Finally, this study observed differences in the peak at 2940 cm-1 (fatty acids and cholesterol) among the four groups, consistent with previous research. Studies have demonstrated the involvement of lipid metabolism in the onset of RA and AS. Abnormalities in lipid metabolism in immune cells contribute to the invasion and migration of synovial tissues in RA patients, promoting synovial inflammation, as well as cartilage and bone erosion. In RA patients, the synovium shows significantly higher levels of palmitic acid, total saturated fatty acids, long-chain MUFA, and/or total MUFA compared to osteoarthritis and healthy control groups. Conversely, in AS patients, the concentrations of many lipids decrease (54, 55). In summary, the above studies indicate that FTIR optimized with machine learning algorithms could serve as a convenient, rapid, and economical detection method for monitoring changes in substances such as amino acids and lipids in patients. This approach holds promise for disease diagnosis and prognosis research.

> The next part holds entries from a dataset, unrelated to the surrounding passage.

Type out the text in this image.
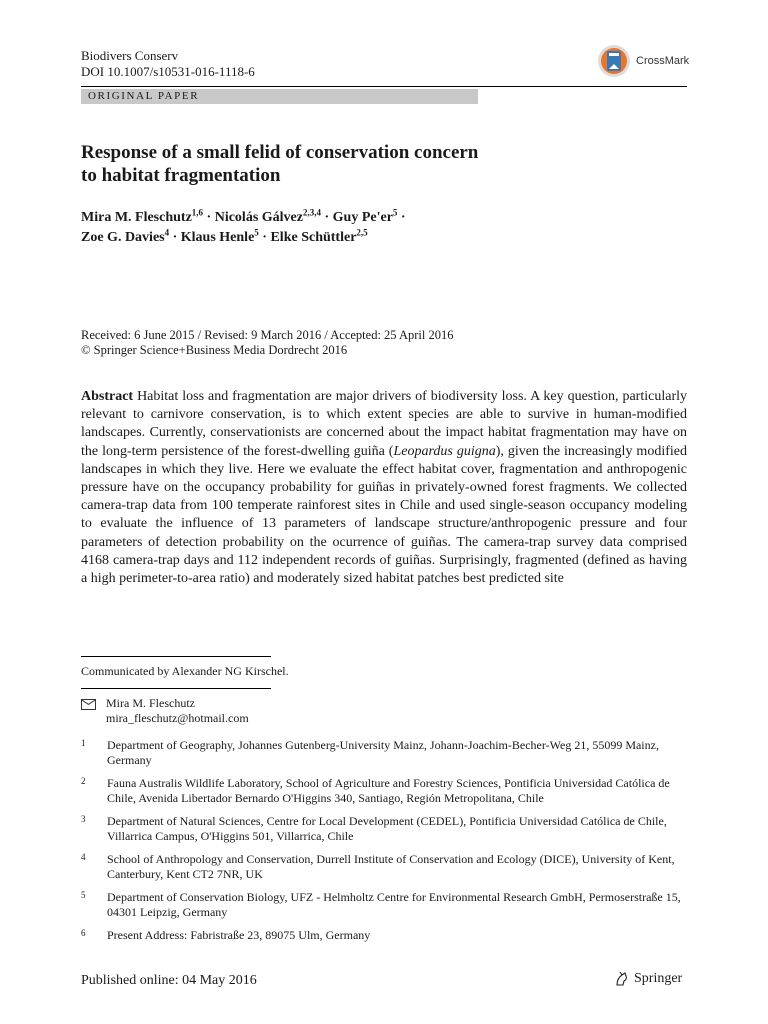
Biodivers Conserv
DOI 10.1007/s10531-016-1118-6
CrossMark
ORIGINAL PAPER
Response of a small felid of conservation concern
to habitat fragmentation
Mira M. Fleschutz$^{1,6}$ · Nicolás Gálvez$^{2,3,4}$ · Guy $Pe'er^5$ ·
Zoe G. Davies$^4$ · Klaus Henle$^5$ · Elke Schüttler$^{2,5}$
Received: 6 June 2015 / Revised: 9 March 2016 / Accepted: 25 April 2016
© Springer Science+Business Media Dordrecht 2016
Abstract Habitat loss and fragmentation are major drivers of biodiversity loss. A key question, particularly relevant to carnivore conservation, is to which extent species are able to survive in human-modified landscapes. Currently, conservationists are concerned about the impact habitat fragmentation may have on the long-term persistence of the forest-dwelling guiña (Leopardus guigna), given the increasingly modified landscapes in which they live. Here we evaluate the effect habitat cover, fragmentation and anthropogenic pressure have on the occupancy probability for guiñas in privately-owned forest fragments. We collected camera-trap data from 100 temperate rainforest sites in Chile and used single-season occupancy modeling to evaluate the influence of 13 parameters of landscape structure/anthropogenic pressure and four parameters of detection probability on the ocurrence of guiñas. The camera-trap survey data comprised 4168 camera-trap days and 112 independent records of guiñas. Surprisingly, fragmented (defined as having a high perimeter-to-area ratio) and moderately sized habitat patches best predicted site
Communicated by Alexander NG Kirschel.
Mira M. Fleschutz
mira_fleschutz@hotmail.com
1	Department of Geography, Johannes Gutenberg-University Mainz, Johann-Joachim-Becher-Weg 21, 55099 Mainz, Germany
2	Fauna Australis Wildlife Laboratory, School of Agriculture and Forestry Sciences, Pontificia Universidad Católica de Chile, Avenida Libertador Bernardo O'Higgins 340, Santiago, Región Metropolitana, Chile
3	Department of Natural Sciences, Centre for Local Development (CEDEL), Pontificia Universidad Católica de Chile, Villarrica Campus, O'Higgins 501, Villarrica, Chile
4	School of Anthropology and Conservation, Durrell Institute of Conservation and Ecology (DICE), University of Kent, Canterbury, Kent CT2 7NR, UK
5	Department of Conservation Biology, UFZ - Helmholtz Centre for Environmental Research GmbH, Permoserstraße 15, 04301 Leipzig, Germany
6	Present Address: Fabristraße 23, 89075 Ulm, Germany
Published online: 04 May 2016	Springer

Many studies have reported the application of spectroscopic techniques in rheumatic diseases. Lee et al. (56) measured by Raman micro spectroscopy that the mineralization of subchondral trabecular bone (SCTB) tissues in osteoarthritis regions in knee osteoarthritis was markedly lower than that of the corresponding regions in control individuals, further demonstrating the potential value of SCTB for targeted therapies in OA. Cao et al. (57) utilized a multivariate dimensionality reduction method and a machine learning algorithm to analyze the correlation between spectral differences and clinical and immunological manifestations in RA patients. Prada et al. (41) developed the first prediction model for LDA based on FTIR with diagnostic accuracies of 97% and 85% for two diseases, namely Crohn’s disease (CD) and spondylarthritis (SpA), respectively. Collection of blood samples is non-invasive and simple, therefore spectroscopy-based disease diagnosis is easily reproducible and cost-effective. To this end, this experiment designed a multiscale combined residual block MSResNet model based on FTIR spectra to achieve high-performance classification of AS, RA, OA, and HC. The model effectively combines the multiscale module in a multiscale convolutional neural network with the ResNet model. The multiscale module consists of three convolutional layers with different numbers of filters and convolutional kernel sizes, which facilitates the extraction of multiscale and multilevel features. On the other hand, the residual block in the ResNet model avoids the deep model network degradation problem. With these designs, the MSResNet model achieves the extraction and fusion of local features of the four samples, which mitigates the effects brought by the noise of spectral data to enhance the generalization ability of the model diagnosis.
4 Conclusions
In this paper, we propose a robust method capable of differentiating between patients with AS, RA, and OA, as well as healthy controls. Firstly, the FTIR of the four serum samples was measured using a spectrometer, and then a multiscale residual convolutional neural network (MSResNet) was constructed to classify the spectral data. The model mainly consists of a multiscale module and a residual block, the multiscale module uses three sets of convolutional layers with different specifications to extract richer multiscale feature information, followed by a residual block used to solve the network degradation problem brought by the simple deep model. In addition to this, this study also conducts comparison experiments with three other models (AlexNet, ResNet, and MSCNN). The experimental results show that using a multi-scale feature fusion model outperforms the traditional ResNet framework that extracts features using only one scale, and the multi-scale combined residual block model also outperforms the simple MSCNN model. This fully demonstrates the superiority of our model for high similarity spectral classification, which enables non-invasive, fast, and low-cost identification of four types of data, namely ankylosing spondylitis, rheumatoid arthritis, osteoarthritis, and healthy control group, by extracting their multi-scale and multi-level features from the spectral data. The spectral analysis also revealed that amides, proline, and tryptophan are likely to be spectral “biometric fingerprints”, and thus FTIR may be a promising tool for the study of rheumatic diseases as a rapid, low-cost, and accurate biomarker identification method, and may also provide effective information for prognostic examinations. Although this article has detailed and validated the effectiveness of using FTIR method to diagnose several autoimmune diseases, early detection systems using FTIR combined with deep learning algorithms still require deeper and more extensive validation for treating other diseases.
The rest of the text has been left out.